Why is CompletableFuture join/get faster in separate streams than using one stream

For the following program I am trying to figure out why using 2 different streams parallelizes the task and using the same stream and calling join/get on the Completable future makes them take longer time equivalent to as if they were sequentially processed).
public class HelloConcurrency {
private static Integer sleepTask(int number) {
System.out.println(String.format("Task with sleep time %d", number));
try {
TimeUnit.SECONDS.sleep(number);
} catch (InterruptedException e) {
e.printStackTrace();
return -1;
}
return number;
}
public static void main(String[] args) {
List<Integer> sleepTimes = Arrays.asList(1,2,3,4,5,6);
System.out.println("WITH SEPARATE STREAMS FOR FUTURE AND JOIN");
ExecutorService executorService = Executors.newFixedThreadPool(6);
long start = System.currentTimeMillis();
List<CompletableFuture<Integer>> futures = sleepTimes.stream()
.map(sleepTime -> CompletableFuture.supplyAsync(() -> sleepTask(sleepTime), executorService)
.exceptionally(ex -> { ex.printStackTrace(); return -1; }))
.collect(Collectors.toList());
executorService.shutdown();
List<Integer> result = futures.stream()
.map(CompletableFuture::join)
.collect(Collectors.toList());
long finish = System.currentTimeMillis();
long timeElapsed = (finish - start)/1000;
System.out.println(String.format("done in %d seconds.", timeElapsed));
System.out.println(result);
System.out.println("WITH SAME STREAM FOR FUTURE AND JOIN");
ExecutorService executorService2 = Executors.newFixedThreadPool(6);
start = System.currentTimeMillis();
List<Integer> results = sleepTimes.stream()
.map(sleepTime -> CompletableFuture.supplyAsync(() -> sleepTask(sleepTime), executorService2)
.exceptionally(ex -> { ex.printStackTrace(); return -1; }))
.map(CompletableFuture::join)
.collect(Collectors.toList());
executorService2.shutdown();
finish = System.currentTimeMillis();
timeElapsed = (finish - start)/1000;
System.out.println(String.format("done in %d seconds.", timeElapsed));
System.out.println(results);
}
}
Output
WITH SEPARATE STREAMS FOR FUTURE AND JOIN
Task with sleep time 6
Task with sleep time 5
Task with sleep time 1
Task with sleep time 3
Task with sleep time 2
Task with sleep time 4
done in 6 seconds.
[1, 2, 3, 4, 5, 6]
WITH SAME STREAM FOR FUTURE AND JOIN
Task with sleep time 1
Task with sleep time 2
Task with sleep time 3
Task with sleep time 4
Task with sleep time 5
Task with sleep time 6
done in 21 seconds.
[1, 2, 3, 4, 5, 6]

The two approaches are quite different, let me try to explain it clearly
1st approach : In the first approach you are spinning up all Async requests for all 6 tasks and then calling join function on each one of them to get the result
2st approach : But in the second approach you are calling the join immediately after spinning the Async request for each task.
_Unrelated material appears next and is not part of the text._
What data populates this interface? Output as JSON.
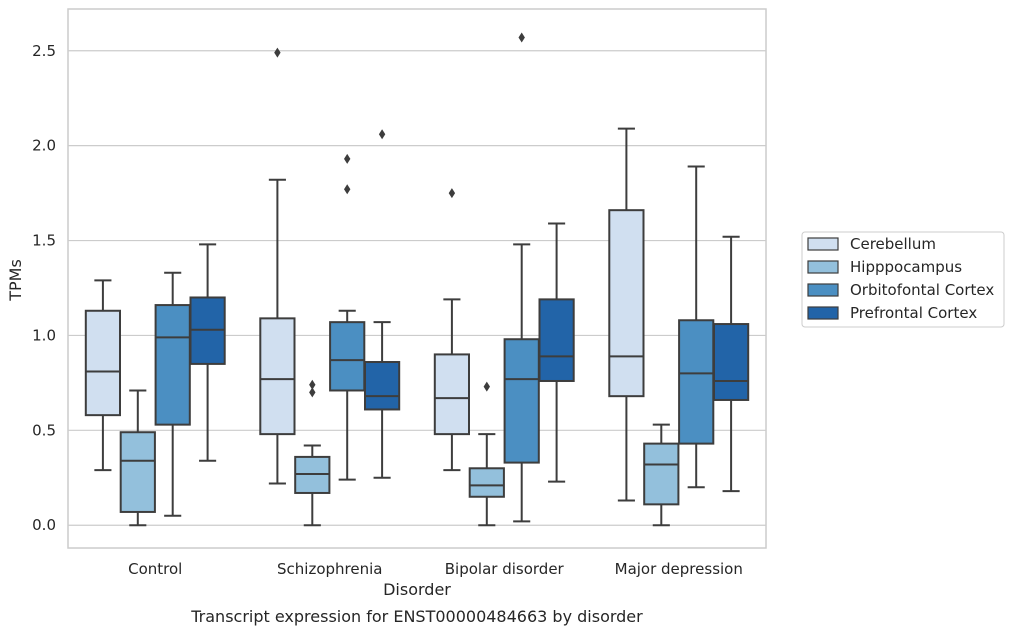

For example after spinning Async thread for task 1 calling join, make sure that thread to complete task and then only spin up the second task with Async thread
Note : Another side if you observe the output clearly, In the 1st approach output appears in random order since the all six tasks were executed asynchronously. But during second approach all tasks were executed sequentially one after the another.
I believe you have an idea how stream map operation is performed, or you can get more information from here or here
To perform a computation, stream operations are composed into a stream pipeline. A stream pipeline consists of a source (which might be an array, a collection, a generator function, an I/O channel, etc), zero or more intermediate operations (which transform a stream into another stream, such as filter(Predicate)), and a terminal operation (which produces a result or side-effect, such as count() or forEach(Consumer)). Streams are lazy; computation on the source data is only performed when the terminal operation is initiated, and source elements are consumed only as needed.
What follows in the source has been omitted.